May net orders, at 6,100 units, were about 46 percent lower year/year, and 7,650 units below April’s intake. May’s tally brings the YTD net order activity to 68,200 units, 25 percent lower than the first five months of 2023, with its faster paced order environment, pent-up demand, and moderately congested supply chain, according to this month’s issue of ACT Research’s State of the Industry: U.S. Trailers report.
“Seasonally adjusted, May’s orders were nearly 7,200 units compared to a 17,300 SA rate in April,” said Jennifer McNealy, Director–CV Market Research & Publications at ACT Research. “On that basis, orders decreased 59 percent m/m. Dry van orders contracted 85 percent y/y, while reefers, albeit at low volumes, were still an improvement from last May’s negative net order tally. Flats were 37 percent lower compared to May 2023.”
She added, “Total cancellations again oscillated to the higher side of the pendulum’s arc in May. The cancellation rate rose to 3.2 percent of the backlog, from April’s 1.5 percent rate. Eight of ten markets remained at or above the 1 percent mark, with OEMs indicating cancellations from multiple fleets and dealers.”

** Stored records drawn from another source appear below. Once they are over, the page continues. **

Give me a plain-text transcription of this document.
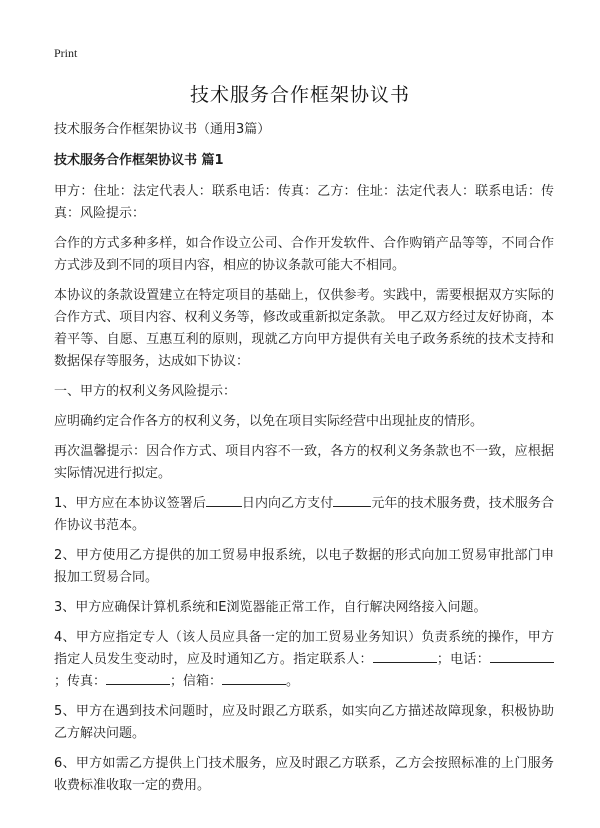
Print
技术服务合作框架协议书

技术服务合作框架协议书（通用3篇）

技术服务合作框架协议书 篇1

甲方：住址：法定代表人：联系电话：传真：乙方：住址：法定代表人：联系电话：传真：风险提示：

合作的方式多种多样，如合作设立公司、合作开发软件、合作购销产品等等，不同合作方式涉及到不同的项目内容，相应的协议条款可能大不相同。

本协议的条款设置建立在特定项目的基础上，仅供参考。实践中，需要根据双方实际的合作方式、项目内容、权利义务等，修改或重新拟定条款。 甲乙双方经过友好协商，本着平等、自愿、互惠互利的原则，现就乙方向甲方提供有关电子政务系统的技术支持和数据保存等服务，达成如下协议：

一、甲方的权利义务风险提示：

应明确约定合作各方的权利义务，以免在项目实际经营中出现扯皮的情形。

再次温馨提示：因合作方式、项目内容不一致，各方的权利义务条款也不一致，应根据实际情况进行拟定。

1、甲方应在本协议签署后	日内向乙方支付	元年的技术服务费，技术服务合作协议书范本。

2、甲方使用乙方提供的加工贸易申报系统，以电子数据的形式向加工贸易审批部门申报加工贸易合同。

3、甲方应确保计算机系统和E浏览器能正常工作，自行解决网络接入问题。

4、甲方应指定专人（该人员应具备一定的加工贸易业务知识）负责系统的操作，甲方指定人员发生变动时，应及时通知乙方。指定联系人：	；电话：；传真：	；信箱：	。

5、甲方在遇到技术问题时，应及时跟乙方联系，如实向乙方描述故障现象，积极协助乙方解决问题。

6、甲方如需乙方提供上门技术服务，应及时跟乙方联系，乙方会按照标准的上门服务收费标准收取一定的费用。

McNealy concluded, “In this CAPEX constrained environment, and with an expensive EPA mandate landing in 2027, fleet willingness to spend on trailers is under growing pressure. Coupling these factors and overstocked dealer inventories that are proving harder to move and the absence of a need for carriers to boost trailer: tractor ratios in the short-term, as capacity remains plentiful and spot market volumes and rates remain under pressure from private fleet capacity expansions, and it adds up to a challenging part of the cycle for the U.S. trailer industry.”